Isaac Nathan (1792-1864) was the last significant male pupil of Domenico Corri (1746-1825), who was in turn one of the last pupils of the great Nicola Porpora (1686-1768). Nathan was apprenticed to his Italian master from c.1808-1812 and made such rapid progress that he soon became Corri’s assistant teacher. Within six years of leaving Corri’s school Nathan had these Exercises engraved and printed in royal quarto. They were advertised in 1819 but did not appear until he published his Essay on the History and Theory of Music (London, 1823). Never before reprinted they have eluded nearly all historians of vocal culture.
This new edition is presented in the belief that these Exercises preserve the vocal methods taught by Domencio Corri whose success and fame as a singing master of the Italo-British school were founded on his studies with Porpora. Nathan’s Exercises supplement the teachings of Corri in The Singer’s Preceptor (1810) but offer a more complete course for the preparation of the professional virtuoso, ending with the rare enharmonic scale. They are a unique technical record of the Porpora method, as taught by Corri and Nathan, as well as including some of the earliest observations on Jewish chant printed in England (Nathan’s father was an Ashkenazi chazzan).
The edition presents a facsimile reprint of 70+ engraved pages of vocal exercises, introduced with an historical survey of the Italo-British school of singing and the emergence of its pedagogical literature from the early seventeenth century to the mid-nineteenth – developments of worldwide significance that are generally unrecognized in the musicological literature.
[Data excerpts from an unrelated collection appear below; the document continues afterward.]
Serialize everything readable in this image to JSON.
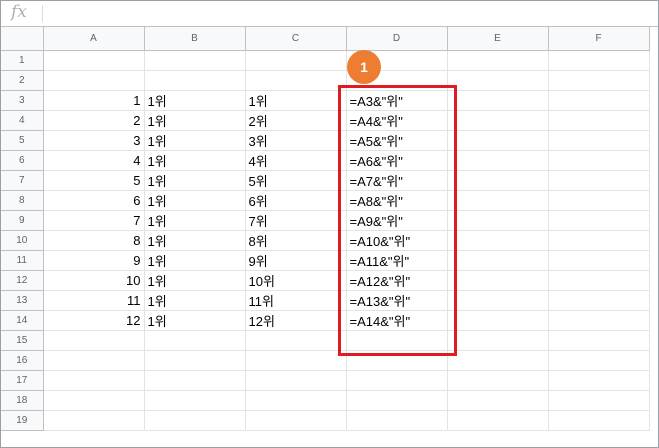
{
  "formula_bar": {
    "icon": "fx",
    "value": ""
  },
  "columns": [
    "A",
    "B",
    "C",
    "D",
    "E",
    "F"
  ],
  "rows": [
    {
      "row": "1",
      "A": "",
      "B": "",
      "C": "",
      "D": ""
    },
    {
      "row": "2",
      "A": "",
      "B": "",
      "C": "",
      "D": ""
    },
    {
      "row": "3",
      "A": "1",
      "B": "1위",
      "C": "1위",
      "D": "=A3&\"위\""
    },
    {
      "row": "4",
      "A": "2",
      "B": "1위",
      "C": "2위",
      "D": "=A4&\"위\""
    },
    {
      "row": "5",
      "A": "3",
      "B": "1위",
      "C": "3위",
      "D": "=A5&\"위\""
    },
    {
      "row": "6",
      "A": "4",
      "B": "1위",
      "C": "4위",
      "D": "=A6&\"위\""
    },
    {
      "row": "7",
      "A": "5",
      "B": "1위",
      "C": "5위",
      "D": "=A7&\"위\""
    },
    {
      "row": "8",
      "A": "6",
      "B": "1위",
      "C": "6위",
      "D": "=A8&\"위\""
    },
    {
      "row": "9",
      "A": "7",
      "B": "1위",
      "C": "7위",
      "D": "=A9&\"위\""
    },
    {
      "row": "10",
      "A": "8",
      "B": "1위",
      "C": "8위",
      "D": "=A10&\"위\""
    },
    {
      "row": "11",
      "A": "9",
      "B": "1위",
      "C": "9위",
      "D": "=A11&\"위\""
    },
    {
      "row": "12",
      "A": "10",
      "B": "1위",
      "C": "10위",
      "D": "=A12&\"위\""
    },
    {
      "row": "13",
      "A": "11",
      "B": "1위",
      "C": "11위",
      "D": "=A13&\"위\""
    },
    {
      "row": "14",
      "A": "12",
      "B": "1위",
      "C": "12위",
      "D": "=A14&\"위\""
    },
    {
      "row": "15",
      "A": "",
      "B": "",
      "C": "",
      "D": ""
    },
    {
      "row": "16",
      "A": "",
      "B": "",
      "C": "",
      "D": ""
    },
    {
      "row": "17",
      "A": "",
      "B": "",
      "C": "",
      "D": ""
    },
    {
      "row": "18",
      "A": "",
      "B": "",
      "C": "",
      "D": ""
    },
    {
      "row": "19",
      "A": "",
      "B": "",
      "C": "",
      "D": ""
    }
  ],
  "annotation": {
    "badge_label": "1",
    "highlight_color": "#e21b22",
    "badge_color": "#ed7d31"
  }
}
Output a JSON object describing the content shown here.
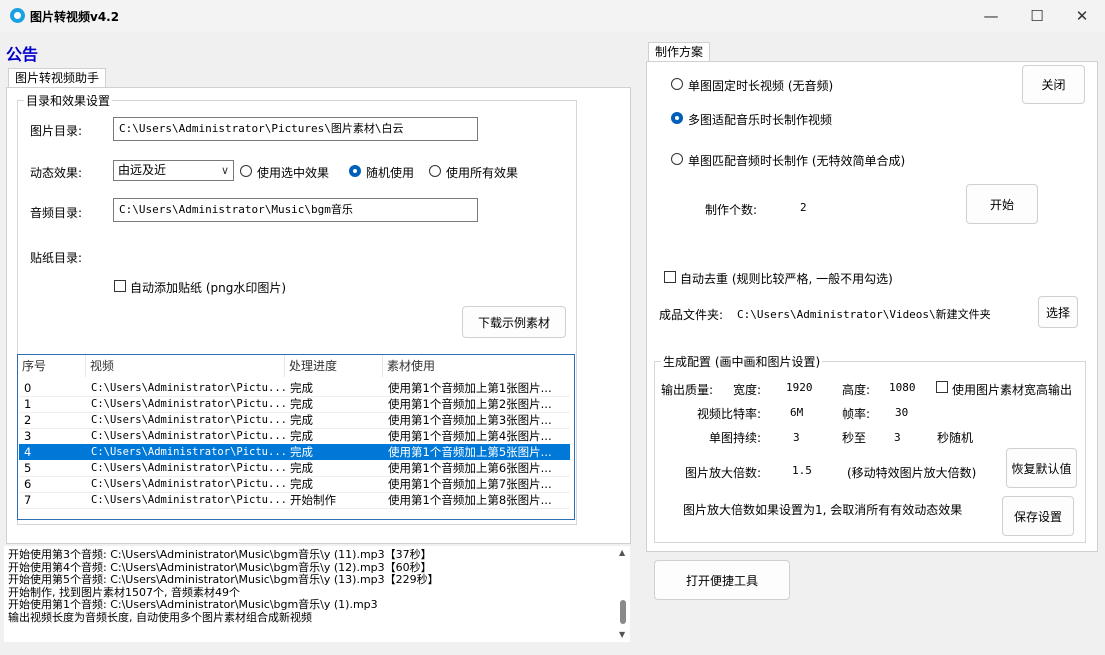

Nathan’s Exercises are compared in detail with the solfeggi and vocalizzi of contemporary teachers (both native and foreign) working mainly in London. The volume includes an outline of Nathan’s life and works in England and Australia, some Italian and English arias ornamented by him (from rare Australian sources), a dictionary of technical terms and the first systematic bibliography of the Italo-British vocal methods to c.1850.